What version of Go are you using (go version)?

go version go1.11 darwin/amd64

Does this issue reproduce with the latest release?

Yes

What operating system and processor architecture are you using (go env)?

Mac OS 10.13.6

What did you do?

Run "go test -cover" on the following code:

demo.go:

package test

func testit(x, y int) int {
    var i int
    if x == 0 {
        goto forloop
    }
    goto returnit

forloop:
    // The problem also appears if for is changed to switch but not to if
    for i < y {
        i += 1
    }
    return x + i

returnit:
    return x * y
}

demo_test.go

package test

import (
    "fmt"
    "testing"
)

var testCases = []struct {
    x, y, ret int
}{
    {1, 1, 1},
    {0, -1, 0},
    {0, 3, 3},
}

func TestDemo(t *testing.T) {
    for n, c := range testCases {
        t.Run(fmt.Sprint("Case#", n), func(t *testing.T) {
            if r := testit(c.x, c.y); r != c.ret {
                t.Errorf("testit(%d, %d) returned %d expected %d", c.x, c.y, r, c.ret)
            }
        })
    }
}

What did you expect to see?

100% coverage

What did you see instead?

Chriss-MacBook-Pro:test godev$ go test -cover
PASS
coverage: 88.9% of statements
ok      test    0.005s

Running the html coverage tool shows the code "forloop: for i < y" as not covered. Changing the for to a switch does not change the result. However, changing the for to an if results in 100% coverage. The "goto" jumping over this code appears to be essential to the bug.

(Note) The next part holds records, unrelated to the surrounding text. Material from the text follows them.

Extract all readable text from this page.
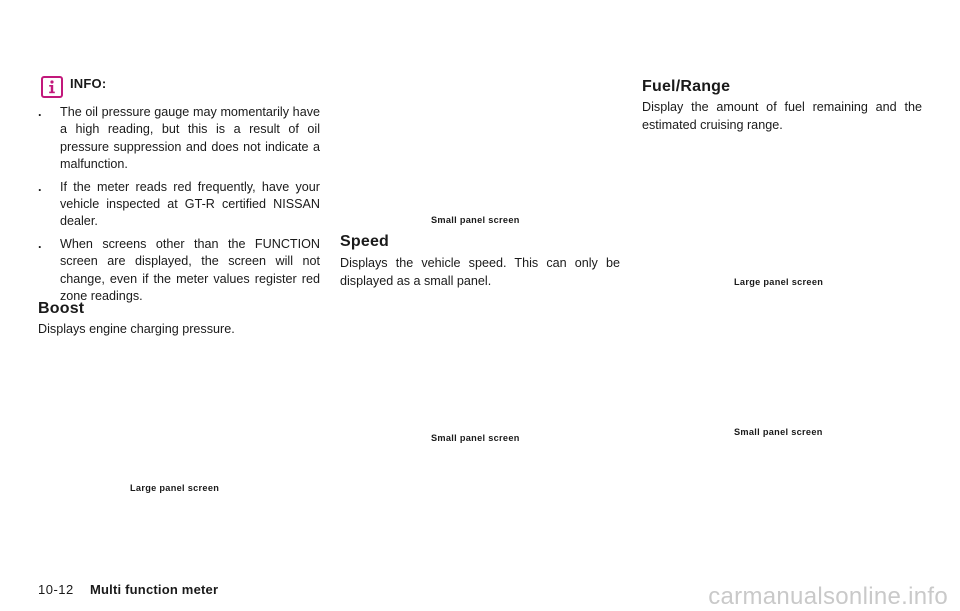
INFO:
. The oil pressure gauge may momentarily have a high reading, but this is a result of oil pressure suppression and does not indicate a malfunction.
. If the meter reads red frequently, have your vehicle inspected at GT-R certified NISSAN dealer.
. When screens other than the FUNCTION screen are displayed, the screen will not change, even if the meter values register red zone readings.
Boost
Displays engine charging pressure.
Large panel screen
Small panel screen
Speed
Displays the vehicle speed. This can only be displayed as a small panel.
Small panel screen
Fuel/Range
Display the amount of fuel remaining and the estimated cruising range.
Large panel screen
Small panel screen
10-12 Multi function meter	carmanualsonline.info
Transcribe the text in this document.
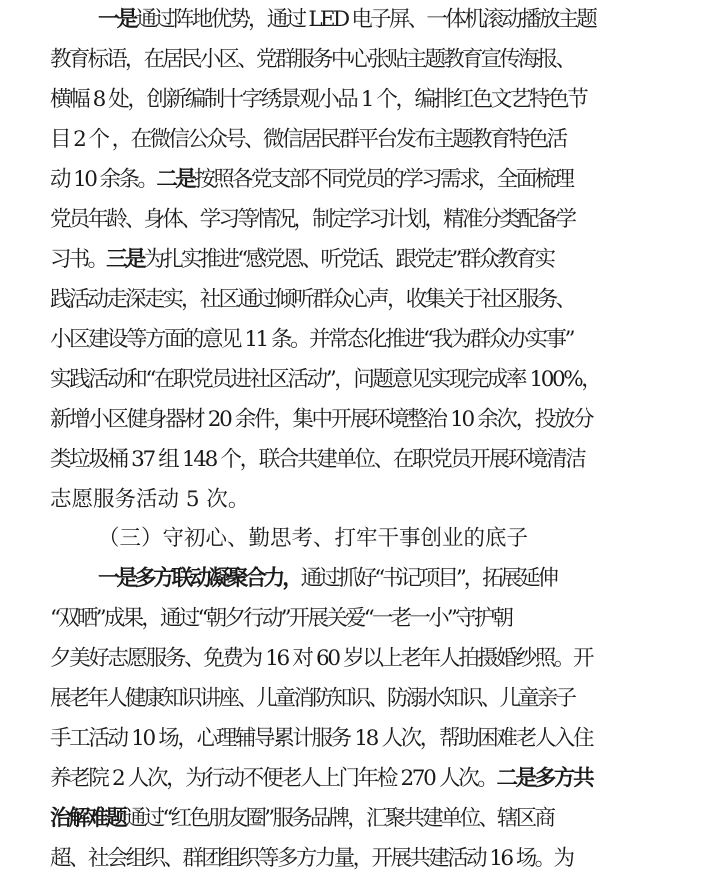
一是通过阵地优势，通过 LED 电子屏、一体机滚动播放主题
教育标语，在居民小区、党群服务中心张贴主题教育宣传海报、
横幅 8 处，创新编制十字绣景观小品 1 个，编排红色文艺特色节
目 2 个 ，在微信公众号、微信居民群平台发布主题教育特色活
动 10 余条。二是按照各党支部不同党员的学习需求，全面梳理
党员年龄、身体、学习等情况，制定学习计划，精准分类配备学
习书。三是为扎实推进“感党恩、听党话、跟党走”群众教育实
践活动走深走实，社区通过倾听群众心声，收集关于社区服务、
小区建设等方面的意见 11 条。并常态化推进“我为群众办实事”
实践活动和“在职党员进社区活动”，问题意见实现完成率 100%，
新增小区健身器材 20 余件，集中开展环境整治 10 余次，投放分
类垃圾桶 37 组 148 个，联合共建单位、在职党员开展环境清洁
志愿服务活动 5 次。
（三）守初心、勤思考、打牢干事创业的底子
一是多方联动凝聚合力，通过抓好“书记项目”，拓展延伸
“双晒”成果，通过“朝夕行动”开展关爱“一老一小”守护朝
夕美好志愿服务、免费为 16 对 60 岁以上老年人拍摄婚纱照。开
展老年人健康知识讲座、儿童消防知识、防溺水知识、儿童亲子
手工活动 10 场，心理辅导累计服务 18 人次，帮助困难老人入住
养老院 2 人次，为行动不便老人上门年检 270 人次。二是多方共
治解难题通过“红色朋友圈”服务品牌，汇聚共建单位、辖区商
超、社会组织、群团组织等多方力量，开展共建活动 16 场。为
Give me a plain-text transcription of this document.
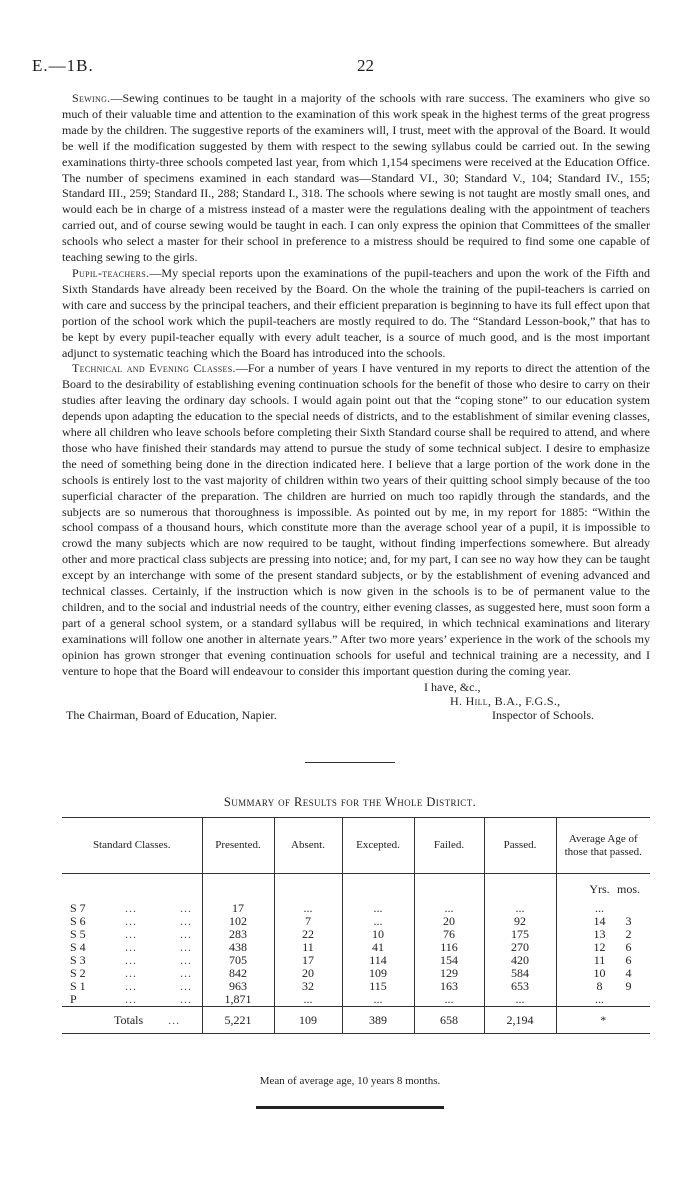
E.—1B.	22

Sewing.—Sewing continues to be taught in a majority of the schools with rare success. The examiners who give so much of their valuable time and attention to the examination of this work speak in the highest terms of the great progress made by the children. The suggestive reports of the examiners will, I trust, meet with the approval of the Board. It would be well if the modification suggested by them with respect to the sewing syllabus could be carried out. In the sewing examinations thirty-three schools competed last year, from which 1,154 specimens were received at the Education Office. The number of specimens examined in each standard was—Standard VI., 30; Standard V., 104; Standard IV., 155; Standard III., 259; Standard II., 288; Standard I., 318. The schools where sewing is not taught are mostly small ones, and would each be in charge of a mistress instead of a master were the regulations dealing with the appointment of teachers carried out, and of course sewing would be taught in each. I can only express the opinion that Committees of the smaller schools who select a master for their school in preference to a mistress should be required to find some one capable of teaching sewing to the girls.

Pupil-teachers.—My special reports upon the examinations of the pupil-teachers and upon the work of the Fifth and Sixth Standards have already been received by the Board. On the whole the training of the pupil-teachers is carried on with care and success by the principal teachers, and their efficient preparation is beginning to have its full effect upon that portion of the school work which the pupil-teachers are mostly required to do. The “Standard Lesson-book,” that has to be kept by every pupil-teacher equally with every adult teacher, is a source of much good, and is the most important adjunct to systematic teaching which the Board has introduced into the schools.

Technical and Evening Classes.—For a number of years I have ventured in my reports to direct the attention of the Board to the desirability of establishing evening continuation schools for the benefit of those who desire to carry on their studies after leaving the ordinary day schools. I would again point out that the “coping stone” to our education system depends upon adapting the education to the special needs of districts, and to the establishment of similar evening classes, where all children who leave schools before completing their Sixth Standard course shall be required to attend, and where those who have finished their standards may attend to pursue the study of some technical subject. I desire to emphasize the need of something being done in the direction indicated here. I believe that a large portion of the work done in the schools is entirely lost to the vast majority of children within two years of their quitting school simply because of the too superficial character of the preparation. The children are hurried on much too rapidly through the standards, and the subjects are so numerous that thoroughness is impossible. As pointed out by me, in my report for 1885: “Within the school compass of a thousand hours, which constitute more than the average school year of a pupil, it is impossible to crowd the many subjects which are now required to be taught, without finding imperfections somewhere. But already other and more practical class subjects are pressing into notice; and, for my part, I can see no way how they can be taught except by an interchange with some of the present standard subjects, or by the establishment of evening advanced and technical classes. Certainly, if the instruction which is now given in the schools is to be of permanent value to the children, and to the social and industrial needs of the country, either evening classes, as suggested here, must soon form a part of a general school system, or a standard syllabus will be required, in which technical examinations and literary examinations will follow one another in alternate years.” After two more years’ experience in the work of the schools my opinion has grown stronger that evening continuation schools for useful and technical training are a necessity, and I venture to hope that the Board will endeavour to consider this important question during the coming year.

I have, &c.,
H. Hill, B.A., F.G.S.,
The Chairman, Board of Education, Napier.	Inspector of Schools.
Summary of Results for the Whole District.
Standard Classes.	Presented.	Absent.	Excepted.	Failed.	Passed.	Average Age of those that passed.
						Yrs. mos.

S 7 ... ...	17	...	...	...	...	...
S 6 ... ...	102	7	...	20	92	14 3
S 5 ... ...	283	22	10	76	175	13 2
S 4 ... ...	438	11	41	116	270	12 6
S 3 ... ...	705	17	114	154	420	11 6
S 2 ... ...	842	20	109	129	584	10 4
S 1 ... ...	963	32	115	163	653	8 9
P ... ...	1,871	...	...	...	...	...
Totals ...	5,221	109	389	658	2,194	*
Mean of average age, 10 years 8 months.
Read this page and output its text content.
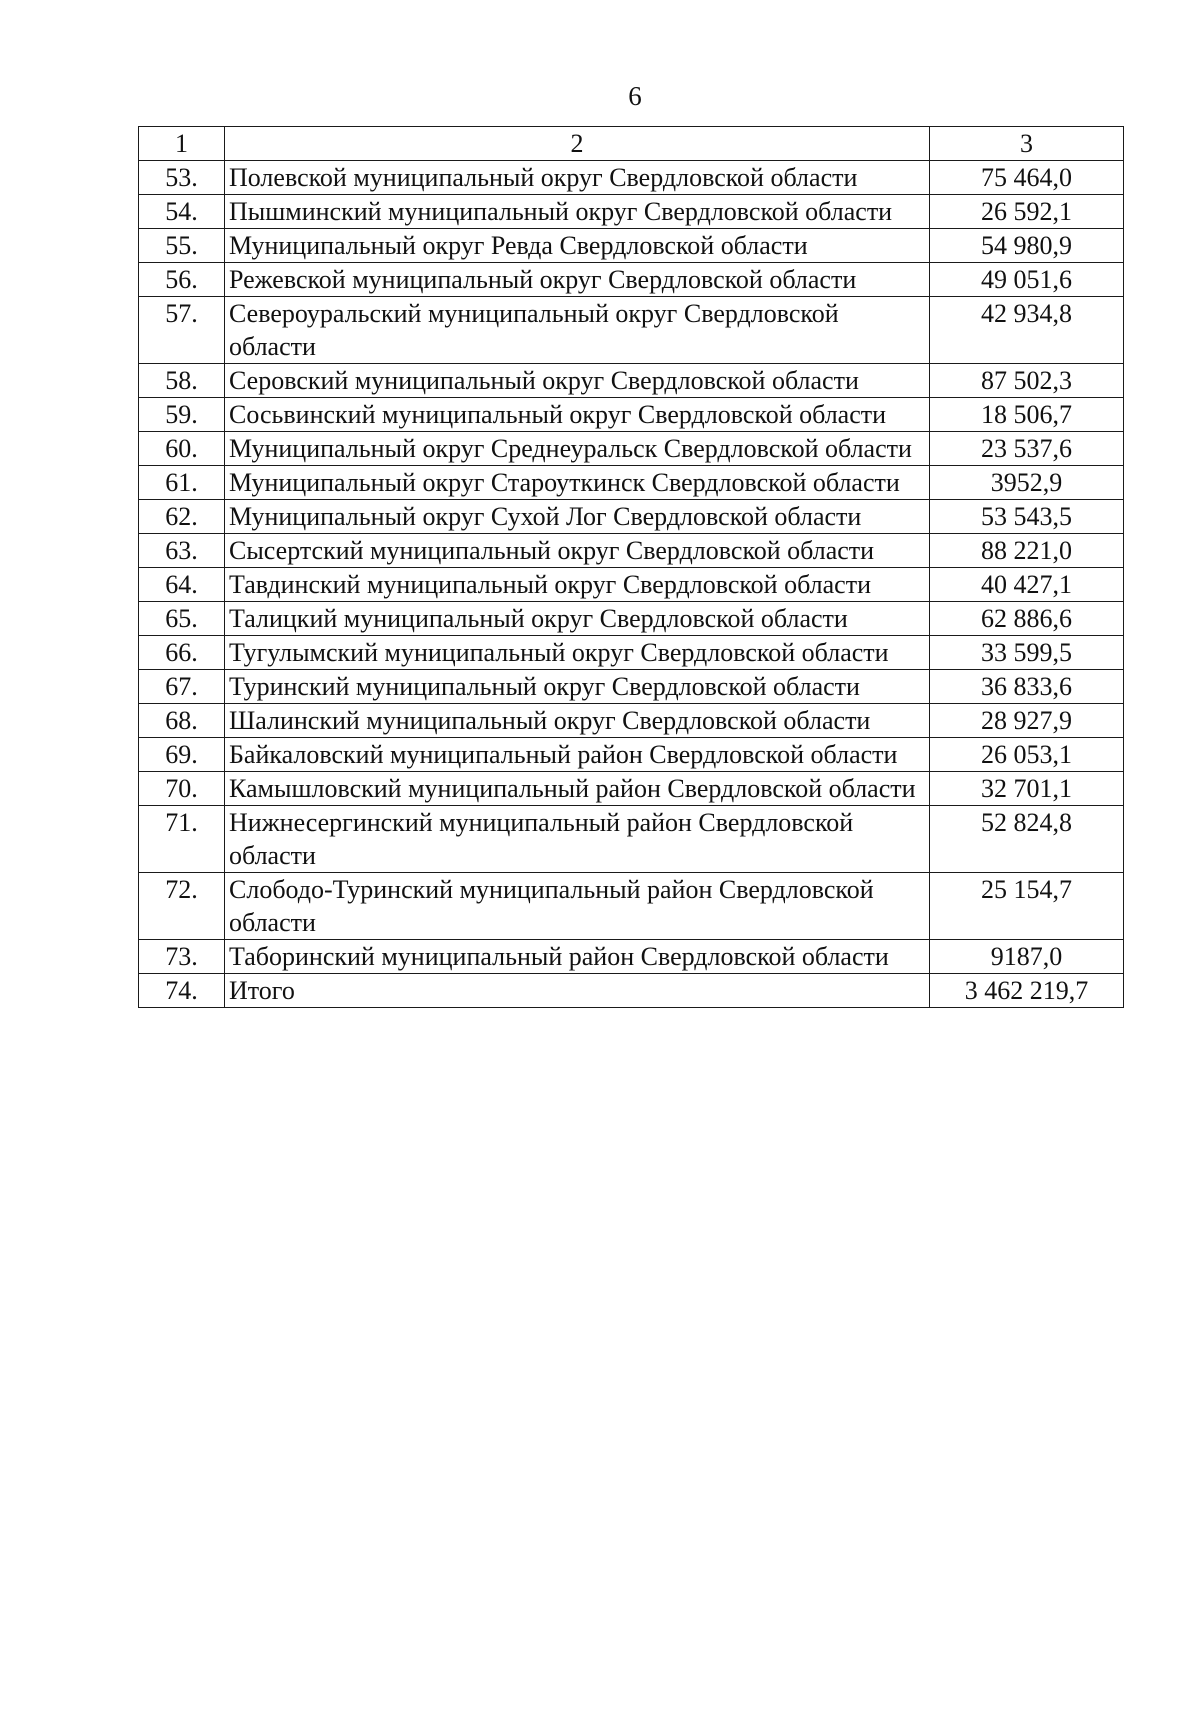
6
1	2	3
53.	Полевской муниципальный округ Свердловской области	75 464,0
54.	Пышминский муниципальный округ Свердловской области	26 592,1
55.	Муниципальный округ Ревда Свердловской области	54 980,9
56.	Режевской муниципальный округ Свердловской области	49 051,6
57.	Североуральский муниципальный округ Свердловской области	42 934,8
58.	Серовский муниципальный округ Свердловской области	87 502,3
59.	Сосьвинский муниципальный округ Свердловской области	18 506,7
60.	Муниципальный округ Среднеуральск Свердловской области	23 537,6
61.	Муниципальный округ Староуткинск Свердловской области	3952,9
62.	Муниципальный округ Сухой Лог Свердловской области	53 543,5
63.	Сысертский муниципальный округ Свердловской области	88 221,0
64.	Тавдинский муниципальный округ Свердловской области	40 427,1
65.	Талицкий муниципальный округ Свердловской области	62 886,6
66.	Тугулымский муниципальный округ Свердловской области	33 599,5
67.	Туринский муниципальный округ Свердловской области	36 833,6
68.	Шалинский муниципальный округ Свердловской области	28 927,9
69.	Байкаловский муниципальный район Свердловской области	26 053,1
70.	Камышловский муниципальный район Свердловской области	32 701,1
71.	Нижнесергинский муниципальный район Свердловской области	52 824,8
72.	Слободо-Туринский муниципальный район Свердловской области	25 154,7
73.	Таборинский муниципальный район Свердловской области	9187,0
74.	Итого	3 462 219,7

This issue may be the same as #27015.

robpike commented 6 years ago

The bug is that the counter is placed before the label:

GoCover.Count[2] = 1;forloop:

/cc @rsc

robpike commented 6 years ago

There is a comment in the code about this case:

// If it is a labeled statement, we need to place a counter between
// the label and its statement because it may be the target of a goto
// and thus start a basic block. That is, given
//  foo: stmt
// we need to create
//  foo: ; stmt
// and mark the label as a block-terminating statement.
// The result will then be
//  foo: COUNTER[n]++; stmt
// However, we can't do this if the labeled statement is already
// a control statement, such as a labeled for.

The problem is that

foo: for ...

makes the for statement a "labeled for", which means break and continue can name the label to control the loop. But then we can't insert a statement between the label and the for without breaking the code.

The only way to fix this that I can see is difficult: We need to change the code to

_newlabel_: foo: for ...

Then we can insert the counter after _newlabel_. That will require rewriting the goto statements (or rewriting the break and continue statements).

Ugly corner case. I'm not sure it's worth the trouble to fix.

chrisreedy commented 6 years ago

Thanks for the information. In this case, the label is a branch target not a label on the for. (The code is from a state machine that uses "goto" to transition between states.) I can fix my coverage problem by inserting a ; between the label and the for.